Objective: UGT2B7 is a key member of the UDP-glucuronosyltransferase (UGT) family that participates in glucuronidation of endogenous compounds and pharmaceuticals. Much evidence suggests a large interindividual variability of UGT2B7-mediated glucuronidation, which is still unexplained by polymorphisms. We hypothesized that alternative splicing may be responsible for the variability in the UGT2B7 function.
Methods: We carried out a comprehensive scan for additional exons at this locus and discovered multiple alternative splicing events. We then determined transcript expression profiles across a large variety of human tissues and assessed some of these variants for their glucuronidation activity in human cells.

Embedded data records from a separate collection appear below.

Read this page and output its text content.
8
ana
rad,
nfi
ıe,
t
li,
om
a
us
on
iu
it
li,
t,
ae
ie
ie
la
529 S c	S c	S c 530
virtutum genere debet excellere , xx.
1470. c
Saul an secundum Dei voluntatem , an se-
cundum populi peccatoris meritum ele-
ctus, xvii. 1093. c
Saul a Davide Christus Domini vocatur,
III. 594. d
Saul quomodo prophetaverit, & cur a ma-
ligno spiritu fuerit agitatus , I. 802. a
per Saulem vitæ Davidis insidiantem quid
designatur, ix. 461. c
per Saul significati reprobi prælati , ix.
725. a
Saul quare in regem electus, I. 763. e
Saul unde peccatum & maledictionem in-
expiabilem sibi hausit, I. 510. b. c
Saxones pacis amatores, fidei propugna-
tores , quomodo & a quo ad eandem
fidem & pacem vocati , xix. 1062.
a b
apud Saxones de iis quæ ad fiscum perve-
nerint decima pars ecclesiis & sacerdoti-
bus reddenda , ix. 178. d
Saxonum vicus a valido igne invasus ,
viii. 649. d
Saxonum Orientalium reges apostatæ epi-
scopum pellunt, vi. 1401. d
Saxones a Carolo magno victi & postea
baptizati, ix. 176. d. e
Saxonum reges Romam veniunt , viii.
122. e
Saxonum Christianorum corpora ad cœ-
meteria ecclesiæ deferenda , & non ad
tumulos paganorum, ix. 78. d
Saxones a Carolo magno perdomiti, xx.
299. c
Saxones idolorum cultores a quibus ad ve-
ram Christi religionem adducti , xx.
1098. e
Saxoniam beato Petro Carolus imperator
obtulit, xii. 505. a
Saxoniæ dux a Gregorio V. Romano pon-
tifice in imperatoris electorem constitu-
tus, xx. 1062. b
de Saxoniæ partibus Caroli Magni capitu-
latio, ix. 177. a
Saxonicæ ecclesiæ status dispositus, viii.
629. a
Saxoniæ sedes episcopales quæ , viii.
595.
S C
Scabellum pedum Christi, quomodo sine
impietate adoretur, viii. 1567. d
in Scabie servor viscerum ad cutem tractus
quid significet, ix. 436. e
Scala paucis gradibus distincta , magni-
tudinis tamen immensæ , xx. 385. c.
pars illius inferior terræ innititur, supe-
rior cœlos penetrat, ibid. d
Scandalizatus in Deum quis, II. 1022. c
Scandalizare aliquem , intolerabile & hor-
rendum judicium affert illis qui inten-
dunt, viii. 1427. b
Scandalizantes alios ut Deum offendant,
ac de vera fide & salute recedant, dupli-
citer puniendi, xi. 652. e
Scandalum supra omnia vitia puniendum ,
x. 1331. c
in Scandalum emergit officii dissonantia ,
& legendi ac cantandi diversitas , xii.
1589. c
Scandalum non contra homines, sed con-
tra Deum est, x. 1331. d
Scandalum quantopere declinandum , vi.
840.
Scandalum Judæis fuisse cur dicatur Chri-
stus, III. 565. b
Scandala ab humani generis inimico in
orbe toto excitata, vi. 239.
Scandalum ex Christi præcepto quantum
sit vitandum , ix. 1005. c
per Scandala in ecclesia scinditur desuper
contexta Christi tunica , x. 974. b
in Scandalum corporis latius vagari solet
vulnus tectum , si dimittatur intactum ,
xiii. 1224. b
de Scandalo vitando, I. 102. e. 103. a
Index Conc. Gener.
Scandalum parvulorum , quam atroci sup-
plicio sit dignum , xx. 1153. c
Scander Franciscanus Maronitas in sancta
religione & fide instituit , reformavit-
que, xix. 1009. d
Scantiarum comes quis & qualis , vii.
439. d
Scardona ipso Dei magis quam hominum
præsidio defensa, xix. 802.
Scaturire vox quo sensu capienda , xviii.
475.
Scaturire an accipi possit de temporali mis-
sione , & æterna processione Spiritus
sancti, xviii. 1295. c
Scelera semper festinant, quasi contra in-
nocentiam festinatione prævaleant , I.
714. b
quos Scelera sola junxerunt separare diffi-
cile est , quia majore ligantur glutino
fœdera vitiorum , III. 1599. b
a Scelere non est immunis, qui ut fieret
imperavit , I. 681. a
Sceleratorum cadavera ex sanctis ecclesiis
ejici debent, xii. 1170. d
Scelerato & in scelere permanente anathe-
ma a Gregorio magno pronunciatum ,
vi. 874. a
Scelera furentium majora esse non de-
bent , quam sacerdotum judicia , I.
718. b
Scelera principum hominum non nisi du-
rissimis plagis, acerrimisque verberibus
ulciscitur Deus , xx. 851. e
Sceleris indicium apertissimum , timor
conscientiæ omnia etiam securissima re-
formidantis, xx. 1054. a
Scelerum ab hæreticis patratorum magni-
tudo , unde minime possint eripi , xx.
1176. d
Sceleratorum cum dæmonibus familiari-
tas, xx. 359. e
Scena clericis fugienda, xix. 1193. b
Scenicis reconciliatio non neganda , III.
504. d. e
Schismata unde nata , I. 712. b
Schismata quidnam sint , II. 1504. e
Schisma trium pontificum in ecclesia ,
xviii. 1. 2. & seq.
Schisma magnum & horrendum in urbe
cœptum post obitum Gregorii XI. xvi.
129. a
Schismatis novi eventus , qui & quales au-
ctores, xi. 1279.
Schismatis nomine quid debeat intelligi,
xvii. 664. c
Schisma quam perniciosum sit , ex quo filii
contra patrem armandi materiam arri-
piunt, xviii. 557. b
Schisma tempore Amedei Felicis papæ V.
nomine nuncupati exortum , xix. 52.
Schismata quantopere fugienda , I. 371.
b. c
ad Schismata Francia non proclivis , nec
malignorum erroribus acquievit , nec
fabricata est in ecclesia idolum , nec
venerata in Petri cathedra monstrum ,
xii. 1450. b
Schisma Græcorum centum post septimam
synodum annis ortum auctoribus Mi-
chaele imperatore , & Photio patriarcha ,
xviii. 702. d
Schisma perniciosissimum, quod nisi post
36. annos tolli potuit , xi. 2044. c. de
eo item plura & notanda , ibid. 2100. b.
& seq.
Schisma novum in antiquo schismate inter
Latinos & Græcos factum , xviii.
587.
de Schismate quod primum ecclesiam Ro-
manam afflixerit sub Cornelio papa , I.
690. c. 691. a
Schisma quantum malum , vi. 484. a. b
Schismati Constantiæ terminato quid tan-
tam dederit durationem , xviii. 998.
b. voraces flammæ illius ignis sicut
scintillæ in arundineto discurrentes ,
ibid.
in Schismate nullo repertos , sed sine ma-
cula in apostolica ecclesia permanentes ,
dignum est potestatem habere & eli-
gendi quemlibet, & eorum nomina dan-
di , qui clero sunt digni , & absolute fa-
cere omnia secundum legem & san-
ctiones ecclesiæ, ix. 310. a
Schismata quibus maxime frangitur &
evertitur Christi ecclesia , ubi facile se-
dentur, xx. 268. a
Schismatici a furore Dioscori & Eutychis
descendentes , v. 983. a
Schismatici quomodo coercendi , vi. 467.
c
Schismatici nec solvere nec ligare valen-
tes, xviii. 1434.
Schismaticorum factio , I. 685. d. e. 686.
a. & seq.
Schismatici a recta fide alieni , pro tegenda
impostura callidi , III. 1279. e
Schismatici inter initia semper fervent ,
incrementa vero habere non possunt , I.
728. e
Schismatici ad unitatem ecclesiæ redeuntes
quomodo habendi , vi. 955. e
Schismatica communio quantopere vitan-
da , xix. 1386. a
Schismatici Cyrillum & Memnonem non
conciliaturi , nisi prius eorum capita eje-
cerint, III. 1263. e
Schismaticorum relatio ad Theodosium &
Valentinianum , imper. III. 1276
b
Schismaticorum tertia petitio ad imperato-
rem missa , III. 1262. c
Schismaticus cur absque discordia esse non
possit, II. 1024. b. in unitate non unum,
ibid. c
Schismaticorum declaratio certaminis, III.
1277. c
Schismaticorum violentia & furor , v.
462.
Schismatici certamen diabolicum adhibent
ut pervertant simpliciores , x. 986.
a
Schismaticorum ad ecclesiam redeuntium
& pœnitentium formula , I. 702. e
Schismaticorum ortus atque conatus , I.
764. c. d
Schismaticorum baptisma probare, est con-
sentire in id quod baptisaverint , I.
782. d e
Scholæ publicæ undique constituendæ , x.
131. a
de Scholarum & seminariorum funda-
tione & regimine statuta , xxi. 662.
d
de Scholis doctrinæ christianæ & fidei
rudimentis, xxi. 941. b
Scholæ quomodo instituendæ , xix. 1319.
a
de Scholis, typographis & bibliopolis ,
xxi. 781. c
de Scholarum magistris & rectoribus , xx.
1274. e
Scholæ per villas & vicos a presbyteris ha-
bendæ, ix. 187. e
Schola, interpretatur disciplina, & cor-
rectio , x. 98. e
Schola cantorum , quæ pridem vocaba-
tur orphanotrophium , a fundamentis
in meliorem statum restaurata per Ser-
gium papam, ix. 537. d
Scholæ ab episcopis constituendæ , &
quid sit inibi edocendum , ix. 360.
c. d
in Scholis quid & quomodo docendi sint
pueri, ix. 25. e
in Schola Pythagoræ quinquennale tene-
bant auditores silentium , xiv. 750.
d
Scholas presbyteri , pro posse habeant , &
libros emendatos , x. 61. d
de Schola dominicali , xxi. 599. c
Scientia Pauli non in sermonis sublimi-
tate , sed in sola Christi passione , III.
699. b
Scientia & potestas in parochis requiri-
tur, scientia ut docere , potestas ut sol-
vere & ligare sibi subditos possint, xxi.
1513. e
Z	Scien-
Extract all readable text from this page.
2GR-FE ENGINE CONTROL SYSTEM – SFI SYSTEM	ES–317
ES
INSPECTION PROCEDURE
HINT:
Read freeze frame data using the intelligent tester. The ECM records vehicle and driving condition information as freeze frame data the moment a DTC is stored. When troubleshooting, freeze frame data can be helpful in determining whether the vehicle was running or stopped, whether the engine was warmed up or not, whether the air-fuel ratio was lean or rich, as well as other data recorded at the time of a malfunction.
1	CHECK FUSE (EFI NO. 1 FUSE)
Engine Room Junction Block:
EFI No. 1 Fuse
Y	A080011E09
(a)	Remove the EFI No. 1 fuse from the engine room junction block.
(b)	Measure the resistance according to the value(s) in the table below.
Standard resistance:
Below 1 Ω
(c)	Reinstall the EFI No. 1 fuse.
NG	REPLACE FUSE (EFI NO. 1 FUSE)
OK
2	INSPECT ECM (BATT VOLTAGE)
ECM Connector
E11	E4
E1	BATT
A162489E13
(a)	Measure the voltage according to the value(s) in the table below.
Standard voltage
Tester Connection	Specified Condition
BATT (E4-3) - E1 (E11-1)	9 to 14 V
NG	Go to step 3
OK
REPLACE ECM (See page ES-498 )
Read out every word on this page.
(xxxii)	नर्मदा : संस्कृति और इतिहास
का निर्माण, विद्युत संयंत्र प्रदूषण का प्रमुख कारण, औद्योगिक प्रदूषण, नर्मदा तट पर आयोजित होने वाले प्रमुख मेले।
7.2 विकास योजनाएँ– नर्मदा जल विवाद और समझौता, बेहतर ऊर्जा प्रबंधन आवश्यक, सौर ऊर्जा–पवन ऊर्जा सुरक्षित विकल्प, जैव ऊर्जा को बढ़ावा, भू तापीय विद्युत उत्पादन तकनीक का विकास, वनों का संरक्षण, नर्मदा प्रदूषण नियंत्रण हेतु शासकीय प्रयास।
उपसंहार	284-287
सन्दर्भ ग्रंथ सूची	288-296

Results: In-depth analysis of the UGT2B7 gene structure led to the discovery of six novel exons. Kidney and liver samples presented the greatest enrichment of tissue-specific splicing, with 21 new UGT2B7 transcripts isolated. Furthermore, transcription from the proximal promoter (exon 1), associated with the active UGT2B7 mRNA isoform 1 (UGT2B7_v1), is most commonly observed in the gastrointestinal tract, whereas a distal promoter (exon 1a) induces the exclusion of the canonical exon 1 and is active in hormone-related tissues. We also showed that novel transcripts with alternative 3' ends could be translated into proteins lacking glucuronosyltransferase activity in human cells but acting as negative regulators on transferase activity when coexpressed with the active UGT2B7 protein.
Conclusion: Our findings point toward a significant variability in structure, abundance, and tissue-specific UGT2B7 transcriptome, in addition to novel functions for UGT2B7-derived proteins, all of which may ensure the production of tissue-specific proteomes and functions.